Insect cold tolerance is generally separated into two strategies, freeze avoidance and freeze tolerance
1. Freeze Avoidance
Freeze-avoidant insects cannot tolerate internal ice formation, so they avoid freezing by depressing the temperature at which their body fluids freeze. This is done through supercooling, the process by which a liquid cools below its freezing point without changing phase into a solid. The freezing process is usually initiated extracellularly in the gut, tissues, or hemolymph. In order to supercool to lower temperatures, freeze-avoidant insects will remove or inactivate ice-nucleating agents (INAs) such as food particles, dust particles, and bacteria, found in the gut or intracellular compartments of these organisms. Removal of ice-nucleating material from the gut can be achieved by cessation in feeding or clearing of the gut. Freezing can also be initiated by external contact with ice (inoculative freezing). Thus, some insects avoid freezing by selecting a dry hibernation site in which no ice nucleation from an external source can occur. Insects may also have a physical barrier such as a wax-coated cuticle that provides protection against external ice across the cuticle.
2. Freeze Tolerance
Freeze tolerance in insects refers to the ability of some species to survive ice formation within their tissues. Insects that have evolved freeze-tolerance strategies manage to avoid tissue damage by controlling where, when, and to what extent ice forms. In contrast to freeze-avoiding insects that are able to exist in cold conditions by supercooling, freeze-tolerant insects limit supercooling and initiate the freezing of their body fluids at relatively high temperatures. Freezing at higher temperatures is advantageous because the rate of ice formation is slower, allowing the insect time to adjust to the internal changes that result from ice formation. Most freeze-tolerant species restrict ice formation to extracellular spaces, as intracellular ice formation is usually lethal.
Time to stop?
Not surprisingly, this is done using the same cues as the decision to prepare for overwintering: photoperiod and temperature.
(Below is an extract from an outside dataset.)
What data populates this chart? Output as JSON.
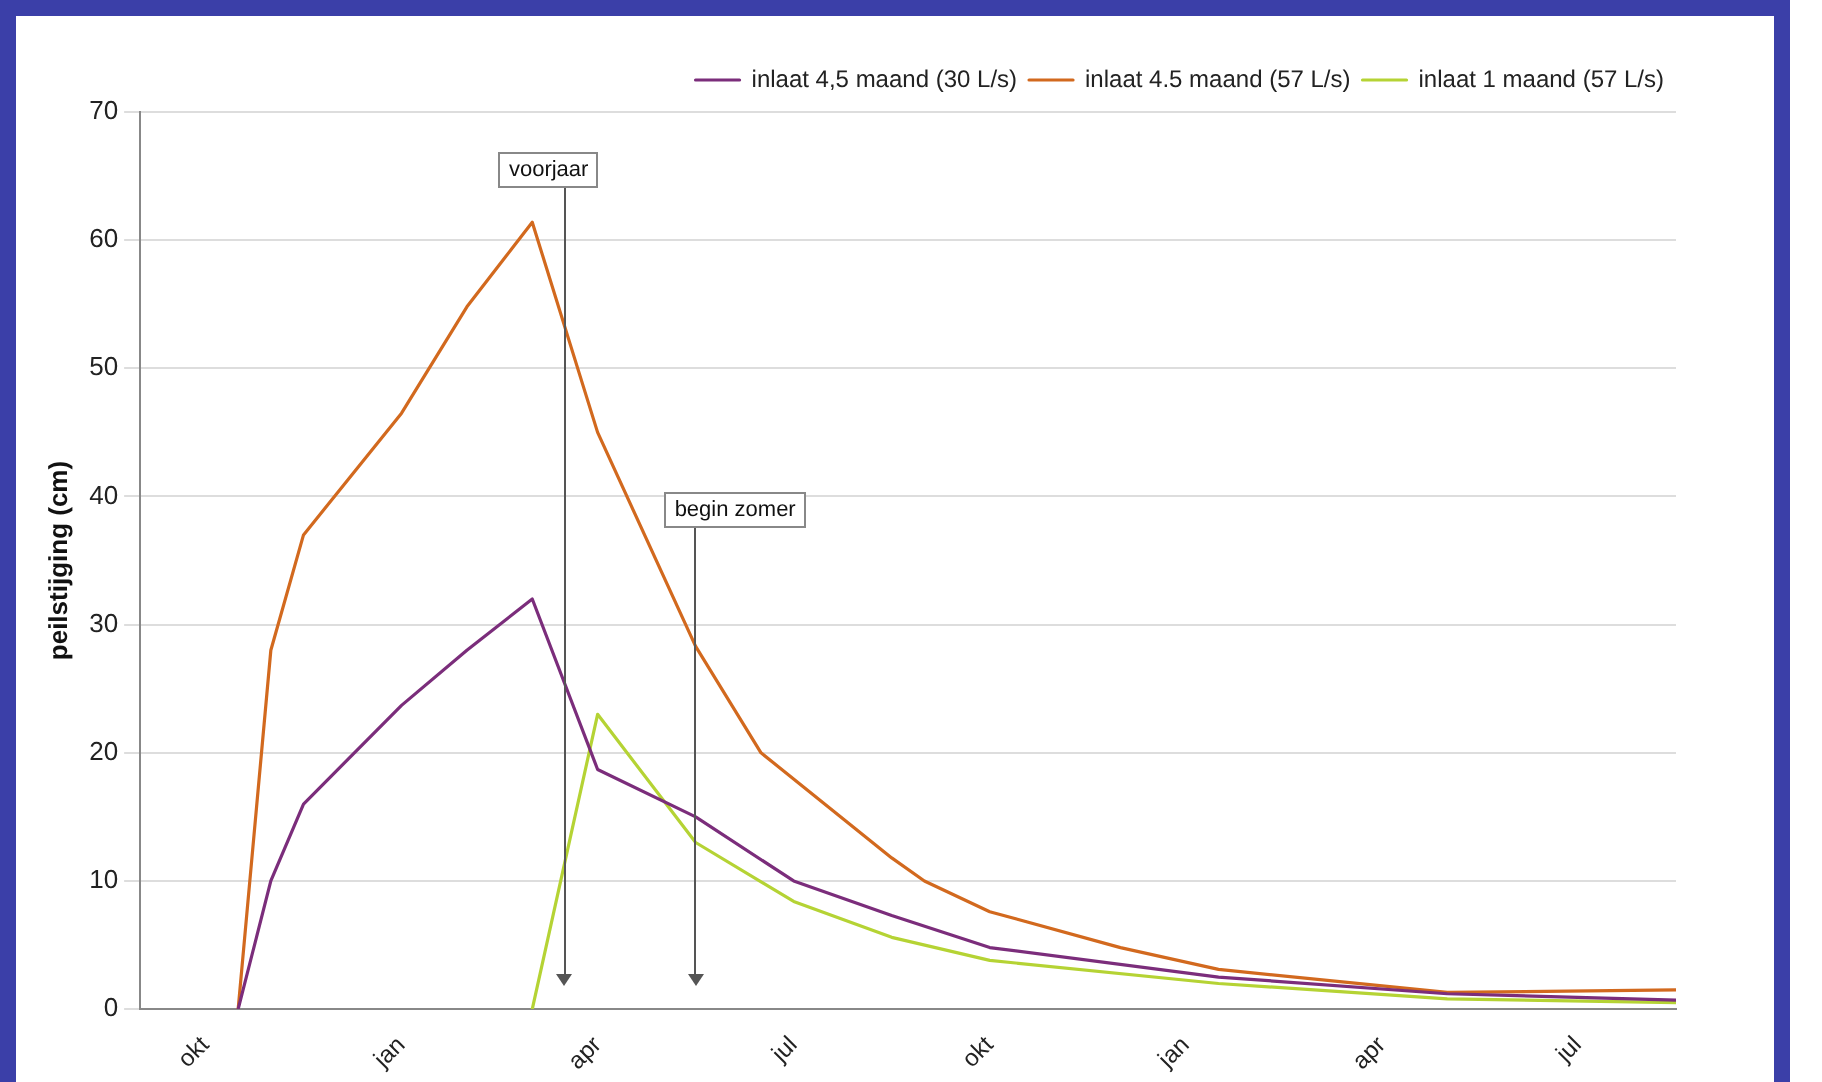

It is not entirely as straightforward as it sounds. Although winter is, on average, cold in temperate regions, very warm spells in the winter are not uncommon. Thus, it would not be a good idea to emerge and then be covered in snow and ice. The emergence cues are usually a combination of photoperiod and temperature, although some insects have an internal clock that dictates an obligate time in diapause before they start to respond to rises in temperature or lengthening photoperiod. Interestingly enough, some insects require a period of cold before they can break diapause. Thus, there is a certain degree of variability in the responses seen, although it is not known why such variability exists.
This article has provided a basic overview of the main ecological and physiological strategies involved in insect overwintering. By understanding these strategies and the factors that influence them we are able to make predictions about insect populations and many pests forecasting schemes are now based on the overwintering stages of insects.